Timing Life Events with Economic Cycles

Life is all about timing!

– Carl Lewis

StopWatch

In business or personal life, the timing of certain actions/decisions have long lasting impact – maybe even a lifelong impact.

A few examples:

  • Kids graduating college in recession (as opposed to a flush economy) have to settle for 10%-15% reduction in earnings when they start their careers and they can take upto a decade to recover from that. For some kids, the impact may be life long – they may have started their careers in a less-then-desired industry (as a compromise in a down economy) and never ended up moving to the desired industry for which they studied. This topic has been well researched. Read more on this…
  • Most of my friends bought their houses in Bay Area prior to 2008. When the housing market cratered with the sub-prime crisis in 2009 and the interest rates went really really low, many of us were lucky enough to refinance our houses at record low rates. However, some of my friends couldn’t do the same because their house values were “under-water” – our quirky mortgage financing system didn’t allow these people to refinance. Turns out that there were millions of people in that boat. All those people who held onto their houses and paid mortgages month after month – they were practically flushing cash down the proverbial toilet because they were paying mortgage at inflated interest rates. If these people had bought their houses a little earlier or a little later, they could have refinanced their mortgages!
  • If you are an entrepreneur, here is one for you. Airbnb is a well known unicorn decacorn startup that upended the hotel industry by allowing people like you and me turn that extra bedroom into a cash cow. One of the main reasons for its success is attributed to the timing of when it was launched – Aug 2008, right around the subprime crisis. When the subprime recession hit the world, people needed that extra money and they eagerly jumped onto the Airbnb bandwagon jump-starting its success! Read more on this…

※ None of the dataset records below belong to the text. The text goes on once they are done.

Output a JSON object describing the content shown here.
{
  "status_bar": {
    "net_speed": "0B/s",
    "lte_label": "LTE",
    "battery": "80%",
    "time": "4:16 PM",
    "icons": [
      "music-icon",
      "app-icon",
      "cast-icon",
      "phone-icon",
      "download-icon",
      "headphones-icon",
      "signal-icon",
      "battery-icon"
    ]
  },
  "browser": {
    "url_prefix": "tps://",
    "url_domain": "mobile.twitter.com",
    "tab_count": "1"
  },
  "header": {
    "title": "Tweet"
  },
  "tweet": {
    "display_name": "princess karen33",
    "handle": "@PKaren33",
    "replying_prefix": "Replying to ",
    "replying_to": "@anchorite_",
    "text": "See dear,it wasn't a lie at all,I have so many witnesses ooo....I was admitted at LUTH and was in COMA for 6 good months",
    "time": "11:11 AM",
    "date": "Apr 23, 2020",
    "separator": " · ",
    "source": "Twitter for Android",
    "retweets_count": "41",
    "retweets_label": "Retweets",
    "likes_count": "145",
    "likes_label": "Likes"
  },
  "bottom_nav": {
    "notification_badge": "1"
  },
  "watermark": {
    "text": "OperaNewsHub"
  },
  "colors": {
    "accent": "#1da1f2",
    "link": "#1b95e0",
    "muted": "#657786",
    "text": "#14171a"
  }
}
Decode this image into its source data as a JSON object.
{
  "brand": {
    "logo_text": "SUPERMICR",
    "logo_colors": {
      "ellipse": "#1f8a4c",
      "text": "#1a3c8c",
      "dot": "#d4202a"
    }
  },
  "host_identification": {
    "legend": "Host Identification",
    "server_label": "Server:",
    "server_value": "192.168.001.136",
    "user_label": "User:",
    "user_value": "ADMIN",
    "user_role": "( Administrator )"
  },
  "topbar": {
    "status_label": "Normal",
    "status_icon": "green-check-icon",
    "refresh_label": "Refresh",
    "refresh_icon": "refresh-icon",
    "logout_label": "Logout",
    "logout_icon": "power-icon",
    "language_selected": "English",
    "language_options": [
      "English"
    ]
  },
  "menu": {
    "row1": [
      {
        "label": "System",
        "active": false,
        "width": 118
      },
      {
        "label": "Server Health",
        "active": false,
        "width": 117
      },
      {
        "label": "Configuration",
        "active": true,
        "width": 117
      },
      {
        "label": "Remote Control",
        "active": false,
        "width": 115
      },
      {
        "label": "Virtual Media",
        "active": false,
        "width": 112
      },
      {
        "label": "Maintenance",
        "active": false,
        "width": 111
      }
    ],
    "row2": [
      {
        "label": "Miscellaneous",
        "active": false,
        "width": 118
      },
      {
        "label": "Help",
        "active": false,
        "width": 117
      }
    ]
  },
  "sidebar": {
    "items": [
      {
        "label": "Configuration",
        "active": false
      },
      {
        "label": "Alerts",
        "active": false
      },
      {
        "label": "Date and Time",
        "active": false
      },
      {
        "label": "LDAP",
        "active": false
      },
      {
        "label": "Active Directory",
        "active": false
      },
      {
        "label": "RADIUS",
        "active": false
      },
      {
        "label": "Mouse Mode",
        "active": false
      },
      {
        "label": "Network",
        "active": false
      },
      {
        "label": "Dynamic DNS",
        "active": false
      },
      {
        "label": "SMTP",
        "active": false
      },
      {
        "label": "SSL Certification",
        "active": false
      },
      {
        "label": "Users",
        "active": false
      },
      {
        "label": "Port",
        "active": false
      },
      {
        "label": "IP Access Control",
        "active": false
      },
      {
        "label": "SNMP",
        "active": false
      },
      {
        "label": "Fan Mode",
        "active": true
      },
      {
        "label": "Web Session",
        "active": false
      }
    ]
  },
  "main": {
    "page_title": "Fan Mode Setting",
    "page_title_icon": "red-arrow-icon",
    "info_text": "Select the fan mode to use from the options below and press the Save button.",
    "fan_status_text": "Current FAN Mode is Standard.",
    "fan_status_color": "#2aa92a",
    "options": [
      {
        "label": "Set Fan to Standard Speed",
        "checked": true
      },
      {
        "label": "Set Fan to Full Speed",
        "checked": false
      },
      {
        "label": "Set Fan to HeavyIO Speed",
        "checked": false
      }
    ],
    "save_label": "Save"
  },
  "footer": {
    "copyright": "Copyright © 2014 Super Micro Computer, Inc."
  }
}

If timing is so important in life, how are we supposed to time such events – especially the big personal life events?

Even though you may not be able to time all events in life (e.g. timing of college graduation), I propose that some major life events can certainly be timed to your advantage. You can do that by using the broad stock market as tool for timing. While this is not easy, it is not impossible – you just need some fiscal discipline and a strong stomach! Here is the recipe…

See below the 20 year stock charts (click to magnify) of S&P 500 and NASDAQ Composite – these 2 indexes basically capture the essence of the US boom-bust economic cycles.

SPX

COMP

In the both charts, I took the prior low (point A) & high (point E) and divided that area into 3 equal zones B/C/D – the lower third, middle third and upper third. Point F is where we are today – at all time highs. I know what you are thinking – from here on, are we going to go up (and for how long), go sideways or go lower? When is the market going to crash?

While those are valid questions, the point of this blog post is NOT about timing the stock market for profit. History tells us that this party is eventually going to end. When and how – I don’t know. Far too many super-smart people on the Wall Street don’t get that right so I am not even going to attempt that.

Instead, what I am presenting here is a broad framework that lets you align major life events with the boom-bust economic cycles. Given that we are currently at the highs of the economic cycle (i.e. zone D and beyond), you could think about the major life events that you have coming up in the next 2-5 years and position yourself accordingly. Some ideas:

  • If you are retiring in the next 2-5 years, a conservative plan would be to move your investments (e.g. stocks, 401k) into safer investments like CDs or bonds.
  • If your kids are going to enter college in the next 2-5 years and their college fund in invested in any investment that can be affected by the stock market, now might be the time to move that college fund into safer options.
  • If you have a startup and you are getting an attractive acquisition offer, depending on factors like cash flow, need for additional funding etc., its not a bad idea to consider an exit now.
  • If you live in an expensive real estate market and you plan to sell the house in the next 2-5 years (because you are retiring, downsizing, etc.), now is a good time to sell that house while the stock and real estate market is at record highs. Yes, by selling now you forego any future profits. The name of the game here is to conservatively protect your profits (given your 2-5 year time frame) and NOT about aggressively maximizing your profits trying to identify the absolute top.
  • If you are looking to buy a house, now is definitely not the best time – you could wait until the stock market returns to Zone B (or at least Zone C). Remember – once the market starts going down, it goes down very fast. The dot com excess in 2000 got cleaned up in 2.5 years and the subprime crisis excess in 2007 got cleaned up in about 1.5 years. If waiting for Zone B saves you 20%, that’s an easy $150k – $200k savings (or more) in the Bay Area housing market – that’s nothing to sneeze at!

The underlying principle here is very simple – aligning some of your big life decisions to lower third (zone B) and upper third (zone D) of the broad stock market increases the odds in your favor (but no guarantees)!

Also remember, this framework is NOT about maximizing the profits by riding the party bus to the absolute top – instead it’s about conservatively aligning the life events with broad economic cycles so that you are protected by increasing the odds in your favor!